The Clean Water Act of 1973 was, together with the Clean Air Act of 1970, perhaps Sen. Muskie’s greatest achievement. He spent years studying the problems, working with the tools available at every step along the way, improving existing legislation, and listening to the concerns of the people of his state. While most Americans may only remember the forged Canuck letter or Muskie’s tears in the snow during his 1972 run for the White House, he accomplished so much more. He saved the Androscoggin River which now supports fishing and swimming and, while still needing some improvement, has gotten better year after year.
This is what it looks like on a still spring morning when not a ripple disturbs its surface and the sky is reflected in the water:
This beautiful river is once again at risk thanks to the administration elected by the friends and acquaintances that so enjoyed it on Memorial Day. The cuts to the Environmental Protection Agency will hit the state hard, depriving it of much-needed funding to rehabilitate sites along Maine’s riverbanks. The proposed budget calls for the elimination of funding for Non-Point Source (NPS) pollution program, which protects our waterways from run-off pollution. The lack of any funding for beach water quality testing will put our $1.6 billion beach tourism industry at risk.

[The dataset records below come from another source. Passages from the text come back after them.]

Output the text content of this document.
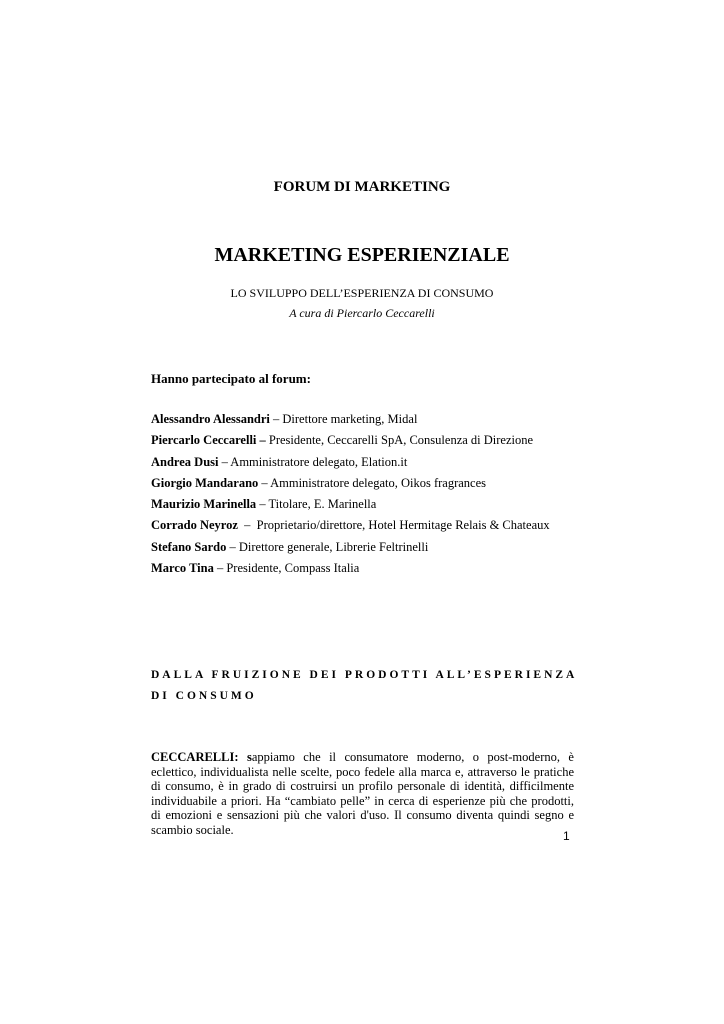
FORUM DI MARKETING
MARKETING ESPERIENZIALE
LO SVILUPPO DELL’ESPERIENZA DI CONSUMO
A cura di Piercarlo Ceccarelli
Hanno partecipato al forum:
Alessandro Alessandri – Direttore marketing, Midal
Piercarlo Ceccarelli – Presidente, Ceccarelli SpA, Consulenza di Direzione
Andrea Dusi – Amministratore delegato, Elation.it
Giorgio Mandarano – Amministratore delegato, Oikos fragrances
Maurizio Marinella – Titolare, E. Marinella
Corrado Neyroz  –  Proprietario/direttore, Hotel Hermitage Relais & Chateaux
Stefano Sardo – Direttore generale, Librerie Feltrinelli
Marco Tina – Presidente, Compass Italia
DALLA FRUIZIONE DEI PRODOTTI ALL’ESPERIENZA DI CONSUMO

CECCARELLI: sappiamo che il consumatore moderno, o post-moderno, è eclettico, individualista nelle scelte, poco fedele alla marca e, attraverso le pratiche di consumo, è in grado di costruirsi un profilo personale di identità, difficilmente individuabile a priori. Ha “cambiato pelle” in cerca di esperienze più che prodotti, di emozioni e sensazioni più che valori d'uso. Il consumo diventa quindi segno e scambio sociale.	1
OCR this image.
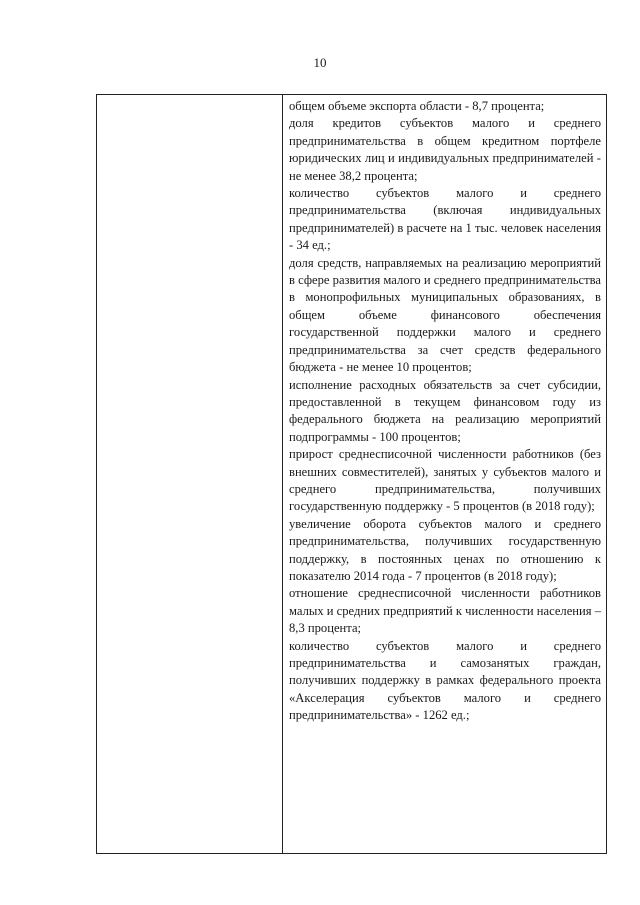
10

общем объеме экспорта области - 8,7 процента;

доля кредитов субъектов малого и среднего предпринимательства в общем кредитном портфеле юридических лиц и индивидуальных предпринимателей - не менее 38,2 процента;

количество субъектов малого и среднего предпринимательства (включая индивидуальных предпринимателей) в расчете на 1 тыс. человек населения - 34 ед.;

доля средств, направляемых на реализацию мероприятий в сфере развития малого и среднего предпринимательства в монопрофильных муниципальных образованиях, в общем объеме финансового обеспечения государственной поддержки малого и среднего предпринимательства за счет средств федерального бюджета - не менее 10 процентов;

исполнение расходных обязательств за счет субсидии, предоставленной в текущем финансовом году из федерального бюджета на реализацию мероприятий подпрограммы - 100 процентов;

прирост среднесписочной численности работников (без внешних совместителей), занятых у субъектов малого и среднего предпринимательства, получивших государственную поддержку - 5 процентов (в 2018 году);

увеличение оборота субъектов малого и среднего предпринимательства, получивших государственную поддержку, в постоянных ценах по отношению к показателю 2014 года - 7 процентов (в 2018 году);

отношение среднесписочной численности работников малых и средних предприятий к численности населения – 8,3 процента;

количество субъектов малого и среднего предпринимательства и самозанятых граждан, получивших поддержку в рамках федерального проекта «Акселерация субъектов малого и среднего предпринимательства» - 1262 ед.;
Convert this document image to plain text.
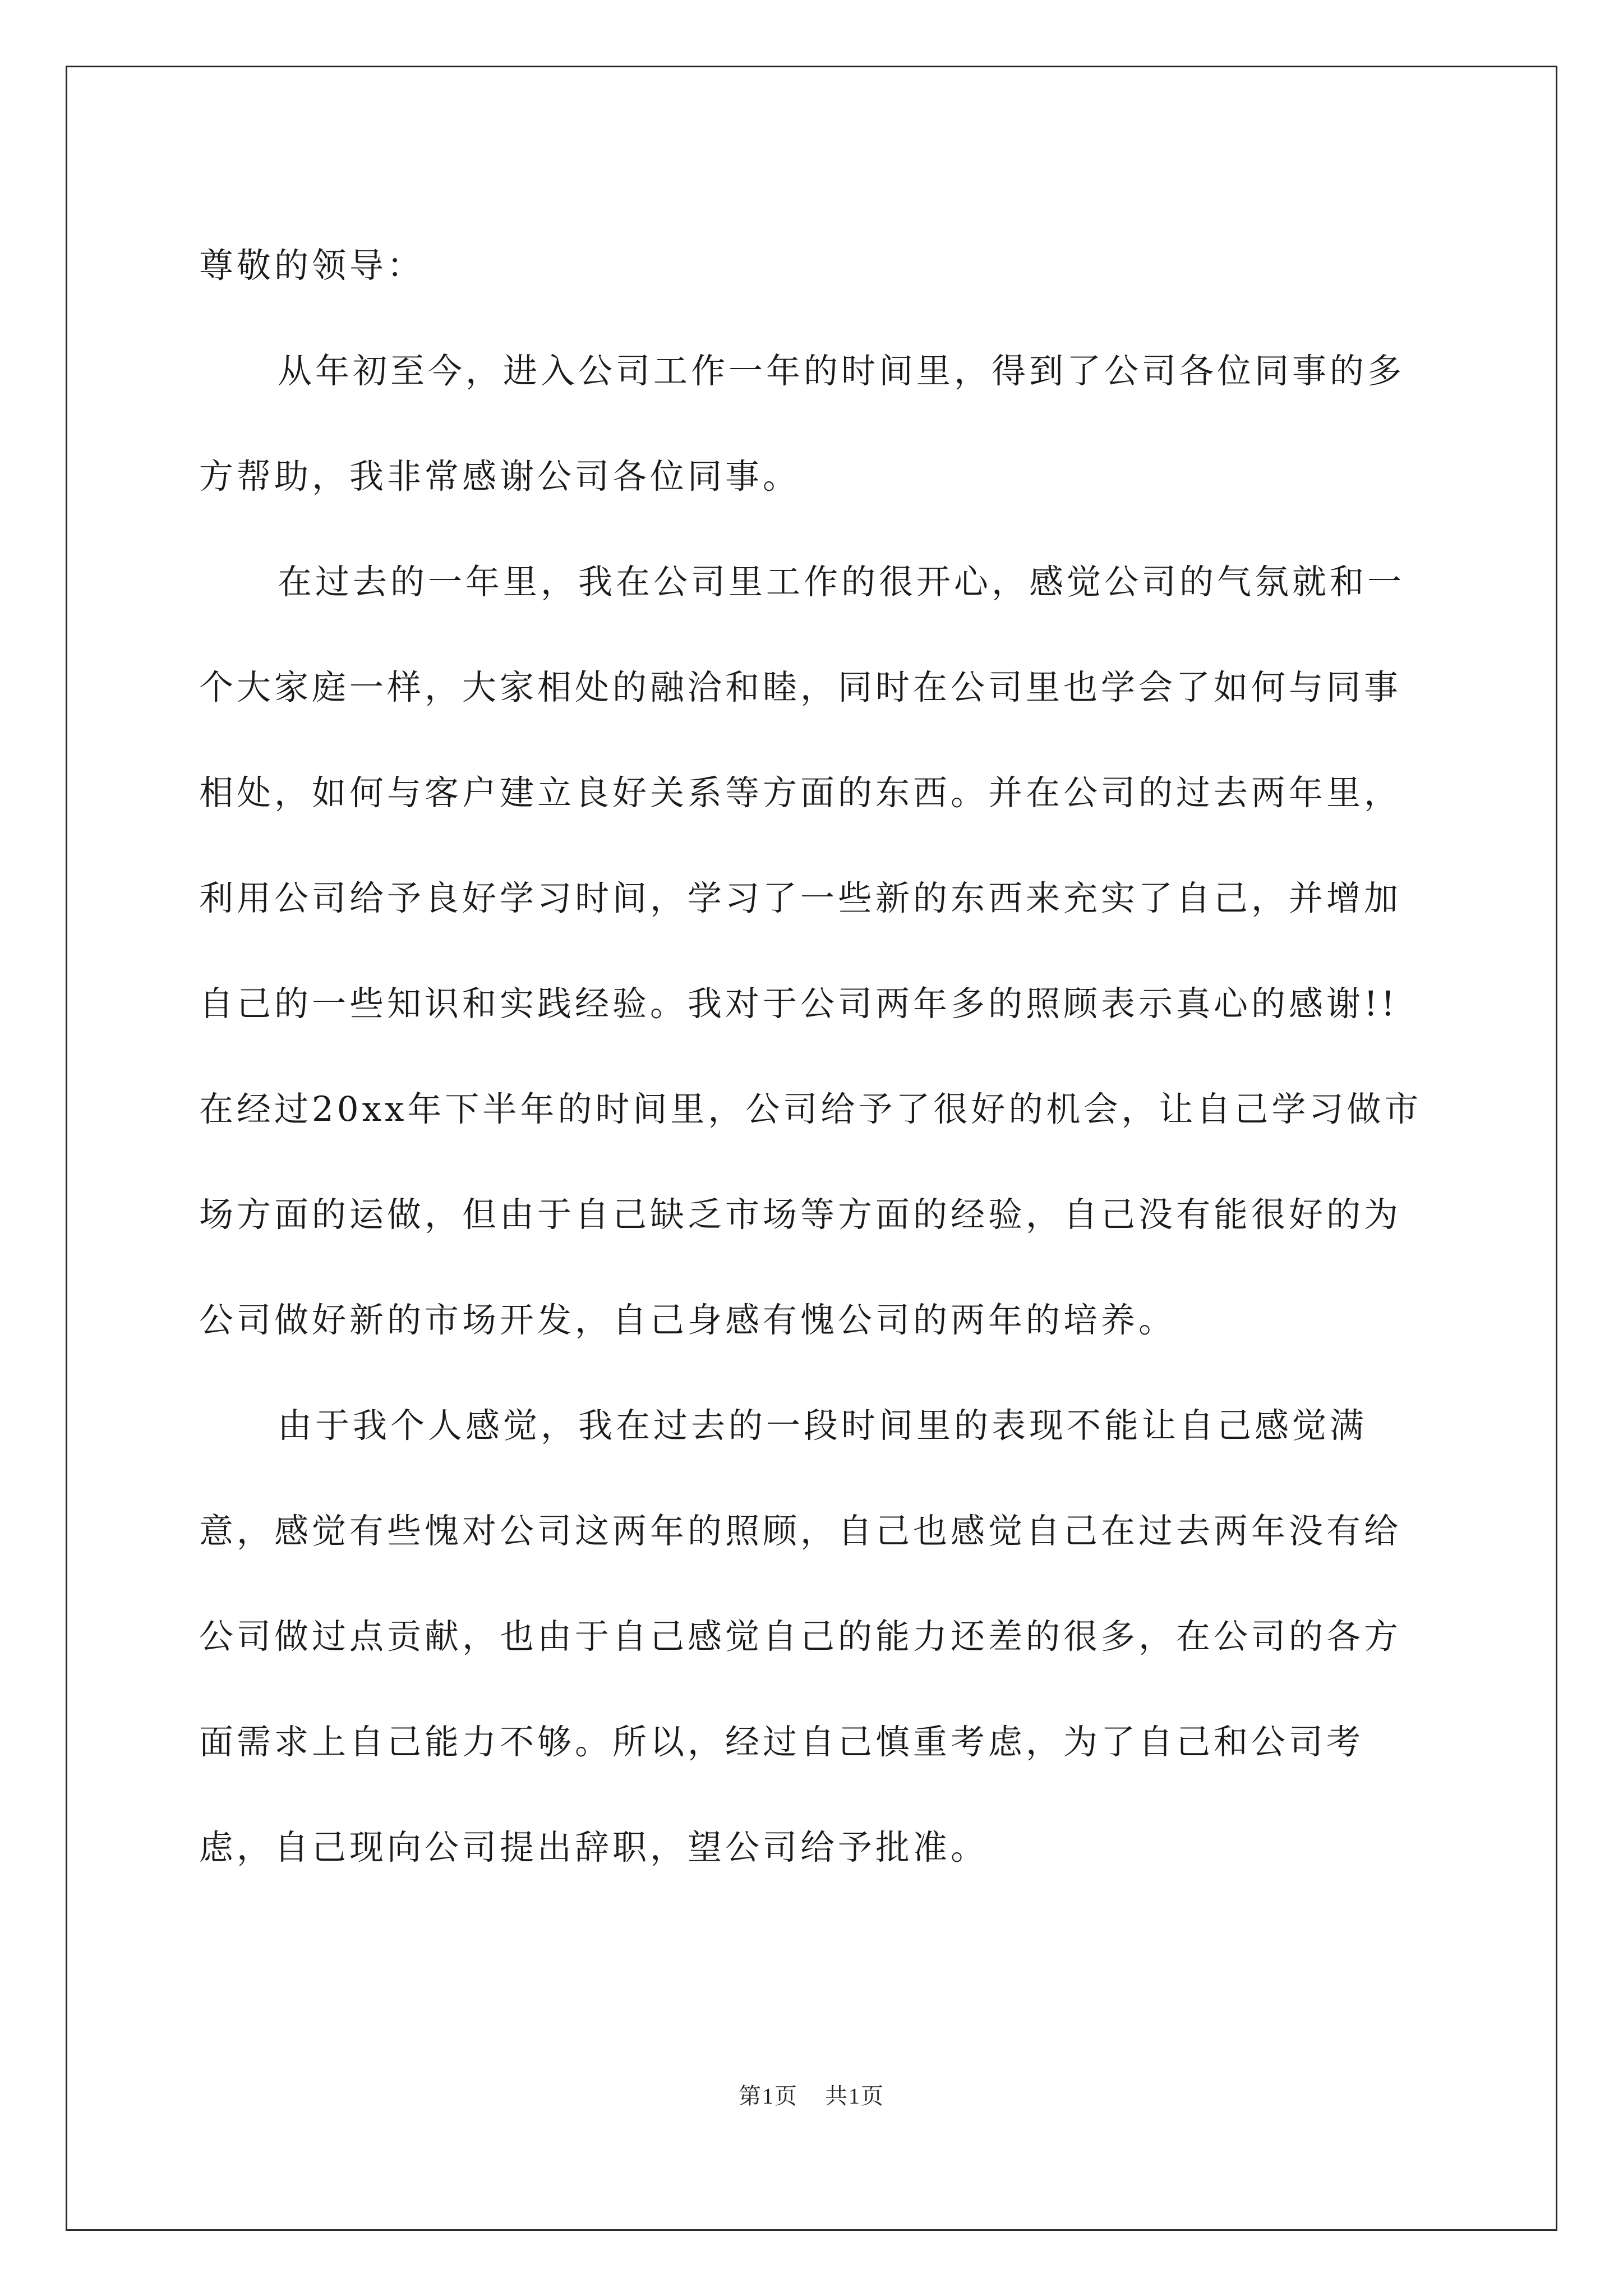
尊敬的领导：

从年初至今，进入公司工作一年的时间里，得到了公司各位同事的多方帮助，我非常感谢公司各位同事。

在过去的一年里，我在公司里工作的很开心，感觉公司的气氛就和一个大家庭一样，大家相处的融洽和睦，同时在公司里也学会了如何与同事相处，如何与客户建立良好关系等方面的东西。并在公司的过去两年里，利用公司给予良好学习时间，学习了一些新的东西来充实了自己，并增加自己的一些知识和实践经验。我对于公司两年多的照顾表示真心的感谢!!在经过20xx年下半年的时间里，公司给予了很好的机会，让自己学习做市场方面的运做，但由于自己缺乏市场等方面的经验，自己没有能很好的为公司做好新的市场开发，自己身感有愧公司的两年的培养。

由于我个人感觉，我在过去的一段时间里的表现不能让自己感觉满意，感觉有些愧对公司这两年的照顾，自己也感觉自己在过去两年没有给公司做过点贡献，也由于自己感觉自己的能力还差的很多，在公司的各方面需求上自己能力不够。所以，经过自己慎重考虑，为了自己和公司考虑，自己现向公司提出辞职，望公司给予批准。

第1页 共1页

But perhaps even worse than the attempt to destroy our environmental protections is the success that the GOP has had in ending our ability to govern our land. Long gone are the days when Republicans and Democrats could work together to serve their nation, when a burning river in Ohio and a dying, stinking cesspool in Maine could both be saved by the joint efforts of statesmen from opposing parties. It may never have been easy to do the nation’s work, but it was at least possible.
The highly partisan battles in Washington have poisoned the atmosphere—not just in Congress, but even at backyard barbecues. My musical tastes were challenged by an aggressive guest who suggested that I would not like Garth Brooks, because he was a country singer. The guest did not know that Brooks went to school with a nephew, and has long been admired in our household. But apparently word had gotten round that I was a liberal, even though I uttered not a single political word, and everyone knows that liberals don’t like country music. Or something. I enjoyed listening to Garth Brooks, but when a Toby Keith album started I made my way inside, where other family members where listening to the music of Stevie Wonder.
But I can still remember a time when music was considered nonpartisan (although my preferences have often been political), and when a senator's party affiliation was not as important as the policies he fought for. How to reach the white working class remains a mystery, as does what message could be used to convince them that we only have one planet.
But it’s imperative they grasp the fact that when we destroy the Androscoggin River we will be destroying their livelihoods; that the environment and broadly-spread prosperity are inherently connected. What’s frightening is that by the time the white middle class comes to that realization (and they surely will, because they are not lacking in intelligence), it may be too late to change course.